RUZKA INDONESIA — Ruas jalan provinsi Cikebo di jalur Cigasong–Cikijing, Kabupaten Majalengka, perlahan berubah fungsi. Ia tak lagi semata jalur penghubung antarkecamatan, melainkan menjadi ruang publik terbuka yang merepresentasikan wajah baru pembangunan infrastruktur di wilayah timur Jawa Barat (Jabar).
Aspal yang mulus, tata ruang yang rapi, serta panorama alam yang terbuka menjadikan kawasan ini tidak hanya menunjang mobilitas, tetapi juga menghadirkan pengalaman ruang yang nyaman bagi masyarakat.
Warga kerap berhenti sejenak untuk menikmati pemandangan, berinteraksi, bahkan mengabadikan momen. Jalan yang dulu sekadar dilalui, kini menjadi bagian dari aktivitas sosial.
Pemerintah Provinsi Jawa Barat mencatat, sejak 2025 telah dilakukan pembangunan dan perbaikan terhadap 18 ruas jalan provinsi di Kabupaten Majalengka sepanjang 125,83 kilometer.
Tingkat kemantapan jalan disebut telah mencapai 95,50 persen. Cikebo menjadi salah satu ruas yang mencerminkan konsistensi pembangunan tersebut.
Bupati Majalengka, Eman Suherman, menyatakan bahwa keberadaan jalan provinsi yang tertata dengan baik memberi dampak langsung bagi masyarakat sekaligus memperkuat daya saing daerah.
“Pembangunan jalan provinsi di Cikebo bukan hanya soal kelancaran lalu lintas, tetapi juga menciptakan nilai tambah. Infrastruktur yang nyaman dan indah mendukung aktivitas ekonomi, pariwisata, serta interaksi sosial warga,” ujar Eman, Jumat (16/01/2026).
Menurut dia, infrastruktur yang berkualitas merupakan fondasi penting bagi pertumbuhan wilayah.

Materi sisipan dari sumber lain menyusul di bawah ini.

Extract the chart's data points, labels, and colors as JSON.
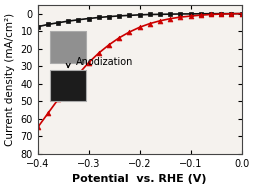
{
  "title": "",
  "xlabel": "Potential  vs. RHE (V)",
  "ylabel": "Current density (mA/cm²)",
  "xlim": [
    -0.4,
    0.0
  ],
  "ylim": [
    80,
    -5
  ],
  "xticks": [
    -0.4,
    -0.3,
    -0.2,
    -0.1,
    0.0
  ],
  "yticks": [
    0,
    10,
    20,
    30,
    40,
    50,
    60,
    70,
    80
  ],
  "black_x": [
    -0.4,
    -0.38,
    -0.36,
    -0.34,
    -0.32,
    -0.3,
    -0.28,
    -0.26,
    -0.24,
    -0.22,
    -0.2,
    -0.18,
    -0.16,
    -0.14,
    -0.12,
    -0.1,
    -0.08,
    -0.06,
    -0.04,
    -0.02,
    0.0
  ],
  "black_y": [
    7.5,
    6.2,
    5.2,
    4.3,
    3.5,
    2.8,
    2.2,
    1.7,
    1.3,
    1.0,
    0.7,
    0.5,
    0.4,
    0.3,
    0.2,
    0.15,
    0.1,
    0.05,
    0.02,
    0.01,
    0.0
  ],
  "red_x": [
    -0.4,
    -0.38,
    -0.36,
    -0.34,
    -0.32,
    -0.3,
    -0.28,
    -0.26,
    -0.24,
    -0.22,
    -0.2,
    -0.18,
    -0.16,
    -0.14,
    -0.12,
    -0.1,
    -0.08,
    -0.06,
    -0.04,
    -0.02,
    0.0
  ],
  "red_y": [
    65.0,
    57.0,
    49.0,
    41.5,
    34.5,
    28.0,
    22.5,
    17.8,
    13.8,
    10.5,
    7.8,
    5.7,
    4.1,
    2.9,
    2.0,
    1.4,
    0.9,
    0.5,
    0.25,
    0.08,
    0.0
  ],
  "black_color": "#111111",
  "red_color": "#cc0000",
  "bg_color": "#ffffff",
  "plot_bg_color": "#f5f2ee",
  "annotation_text": "Anodization",
  "xlabel_fontsize": 8,
  "ylabel_fontsize": 7.5,
  "tick_fontsize": 7,
  "annotation_fontsize": 7,
  "img1_color": "#909090",
  "img2_color": "#1c1c1c",
  "img_border_color": "#aaaaaa"
}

Jalan yang representatif dinilai mampu membuka peluang investasi, memperlancar distribusi barang dan jasa, serta memperkuat citra Majalengka sebagai daerah yang ramah bagi pengembangan usaha dan kegiatan publik.
Meski masih terdapat sejumlah ruas jalan provinsi yang membutuhkan penyempurnaan, Pemerintah Kabupaten Majalengka optimistis seluruh pekerjaan dapat dituntaskan secara bertahap pada 2026.

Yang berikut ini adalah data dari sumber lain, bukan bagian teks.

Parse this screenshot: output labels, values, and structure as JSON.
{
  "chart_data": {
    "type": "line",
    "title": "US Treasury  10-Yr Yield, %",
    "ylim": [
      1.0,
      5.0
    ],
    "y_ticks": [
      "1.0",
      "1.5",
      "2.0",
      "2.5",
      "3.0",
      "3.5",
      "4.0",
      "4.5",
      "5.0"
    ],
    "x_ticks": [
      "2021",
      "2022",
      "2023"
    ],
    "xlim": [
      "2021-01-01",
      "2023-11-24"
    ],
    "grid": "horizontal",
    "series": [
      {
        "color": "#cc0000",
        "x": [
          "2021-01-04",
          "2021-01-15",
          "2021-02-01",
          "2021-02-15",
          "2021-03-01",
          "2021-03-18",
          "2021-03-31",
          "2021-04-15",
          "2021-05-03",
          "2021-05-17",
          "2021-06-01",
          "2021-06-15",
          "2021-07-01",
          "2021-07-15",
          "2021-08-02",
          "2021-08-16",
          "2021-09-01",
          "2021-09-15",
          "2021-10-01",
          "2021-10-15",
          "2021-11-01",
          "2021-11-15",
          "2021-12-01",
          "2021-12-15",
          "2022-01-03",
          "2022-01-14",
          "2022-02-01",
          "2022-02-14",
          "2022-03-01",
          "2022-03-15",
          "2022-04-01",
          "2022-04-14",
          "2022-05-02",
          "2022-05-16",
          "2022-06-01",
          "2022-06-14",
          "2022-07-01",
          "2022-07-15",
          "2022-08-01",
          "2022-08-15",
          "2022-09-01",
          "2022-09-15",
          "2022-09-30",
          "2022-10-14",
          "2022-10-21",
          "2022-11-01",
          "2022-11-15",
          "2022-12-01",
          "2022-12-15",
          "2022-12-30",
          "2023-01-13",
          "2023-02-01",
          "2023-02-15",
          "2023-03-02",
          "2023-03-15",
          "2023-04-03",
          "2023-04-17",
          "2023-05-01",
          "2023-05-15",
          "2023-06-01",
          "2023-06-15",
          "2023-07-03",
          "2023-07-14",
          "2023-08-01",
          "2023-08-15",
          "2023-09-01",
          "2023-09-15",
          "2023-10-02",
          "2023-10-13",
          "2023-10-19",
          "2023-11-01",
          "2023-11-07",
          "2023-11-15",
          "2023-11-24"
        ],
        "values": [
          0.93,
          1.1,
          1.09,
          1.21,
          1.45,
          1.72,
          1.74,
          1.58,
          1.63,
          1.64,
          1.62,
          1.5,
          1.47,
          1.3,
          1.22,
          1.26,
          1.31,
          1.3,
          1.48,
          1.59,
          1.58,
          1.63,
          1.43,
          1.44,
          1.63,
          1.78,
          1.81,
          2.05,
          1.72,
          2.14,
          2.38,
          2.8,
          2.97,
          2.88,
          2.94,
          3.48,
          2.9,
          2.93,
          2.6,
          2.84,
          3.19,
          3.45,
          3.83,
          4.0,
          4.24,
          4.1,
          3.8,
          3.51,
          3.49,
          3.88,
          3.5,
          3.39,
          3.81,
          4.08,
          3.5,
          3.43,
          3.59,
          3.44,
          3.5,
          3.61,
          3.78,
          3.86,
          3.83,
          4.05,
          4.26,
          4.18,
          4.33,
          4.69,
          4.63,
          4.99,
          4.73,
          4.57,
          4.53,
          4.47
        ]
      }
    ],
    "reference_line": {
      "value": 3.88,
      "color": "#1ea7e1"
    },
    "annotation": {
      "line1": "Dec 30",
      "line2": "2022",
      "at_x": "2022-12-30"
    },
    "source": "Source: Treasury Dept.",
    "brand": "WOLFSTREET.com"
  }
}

Komitmen Pemerintah Provinsi Jawa Barat dalam menjaga kualitas infrastruktur menjadi faktor penting dalam keberlanjutan pembangunan tersebut.
Di sisi lain, Pemkab Majalengka juga terus berupaya meningkatkan kualitas jalan kabupaten dan poros desa. Sinergi antara pemerintah daerah, pemerintah provinsi, dan pemerintah pusat dinilai krusial agar pemerataan infrastruktur dapat terus ditingkatkan.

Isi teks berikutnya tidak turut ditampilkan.